Golden, who led a recent study on water use in southwest Kansas, said that over the period 1975-1999, the value of water increased about .4 percent a year. However, because of a combination of drought and high commodity prices, the value has jumped 9.7 per cent per year since then.

The study also estimated average value of groundwater to producer net revenue ranged from $129.03 per acre foot to $182.17 per acre foot. The values varied depending on crop mix, soil type, precipitation, well capacity, and economic modeling scenarios.

“The implication is that groundwater is as important to the regional economy as it is to the producer,” Golden said.

A study that looked at water use for various purposes suggested that, accounting for only direct water use, dairies are a relatively high-value user of water, generating more than $93,000 per acre foot.

Overall, Golden said, agriculture is the high volume, low value water user. He predicted that in 40 to 50 years, western Kansas farm land will generally be used for growing dryland wheat and grazing cattle.

“I’m not usually in favor of more regulation, but something more drastic needs to be done about the diminishing water supply in the Ogallala,” said Kansas farmer Jay Garetson, who attended the conference. He is a member of the Kansas State Board of Agriculture.

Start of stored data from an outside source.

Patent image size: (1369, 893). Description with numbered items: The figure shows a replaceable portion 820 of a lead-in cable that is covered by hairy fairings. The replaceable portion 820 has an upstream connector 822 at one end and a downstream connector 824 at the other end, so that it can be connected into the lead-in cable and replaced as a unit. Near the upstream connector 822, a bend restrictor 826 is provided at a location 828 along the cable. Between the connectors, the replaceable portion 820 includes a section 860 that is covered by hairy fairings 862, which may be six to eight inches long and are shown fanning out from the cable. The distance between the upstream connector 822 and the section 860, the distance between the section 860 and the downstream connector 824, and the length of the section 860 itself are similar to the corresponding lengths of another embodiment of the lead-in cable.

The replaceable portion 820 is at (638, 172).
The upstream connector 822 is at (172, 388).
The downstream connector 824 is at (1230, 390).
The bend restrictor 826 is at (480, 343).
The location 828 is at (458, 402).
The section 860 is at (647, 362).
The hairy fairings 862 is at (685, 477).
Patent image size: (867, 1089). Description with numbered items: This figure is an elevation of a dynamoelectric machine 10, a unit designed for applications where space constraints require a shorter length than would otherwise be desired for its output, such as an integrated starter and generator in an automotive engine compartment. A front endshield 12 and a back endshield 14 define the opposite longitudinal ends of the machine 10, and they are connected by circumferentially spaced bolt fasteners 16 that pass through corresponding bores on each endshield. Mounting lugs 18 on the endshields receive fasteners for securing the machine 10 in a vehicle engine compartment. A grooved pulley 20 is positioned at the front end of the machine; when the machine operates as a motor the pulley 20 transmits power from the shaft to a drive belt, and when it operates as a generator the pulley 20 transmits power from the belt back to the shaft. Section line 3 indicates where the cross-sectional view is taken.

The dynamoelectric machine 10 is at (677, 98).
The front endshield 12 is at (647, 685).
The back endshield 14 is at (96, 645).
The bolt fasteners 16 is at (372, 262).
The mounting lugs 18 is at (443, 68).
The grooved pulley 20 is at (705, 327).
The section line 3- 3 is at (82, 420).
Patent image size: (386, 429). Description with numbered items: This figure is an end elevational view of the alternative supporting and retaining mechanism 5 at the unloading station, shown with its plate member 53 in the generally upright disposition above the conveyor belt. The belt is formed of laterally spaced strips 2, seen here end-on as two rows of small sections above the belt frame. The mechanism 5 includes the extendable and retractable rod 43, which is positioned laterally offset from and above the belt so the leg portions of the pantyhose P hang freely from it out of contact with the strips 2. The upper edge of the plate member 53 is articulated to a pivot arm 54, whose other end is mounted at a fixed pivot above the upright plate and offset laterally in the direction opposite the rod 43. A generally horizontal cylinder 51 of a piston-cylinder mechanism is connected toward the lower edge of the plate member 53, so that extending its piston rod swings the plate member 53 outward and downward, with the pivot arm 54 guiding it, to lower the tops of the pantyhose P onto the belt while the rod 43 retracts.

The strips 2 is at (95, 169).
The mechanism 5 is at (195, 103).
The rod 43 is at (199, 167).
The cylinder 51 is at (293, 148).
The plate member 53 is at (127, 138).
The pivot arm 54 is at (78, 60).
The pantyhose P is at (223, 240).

Garetson credited Gov. Sam Brownback for signing two bills into law this year designed to conserve the state’s water supply and extend the life of the Ogallala, but believes more action is needed.

Because the Ogallala is out of sight, it’s also out of mind for many citizens, he said, adding that if the water was rapidly being depleted from a visible lake, action would probably have been taken long ago.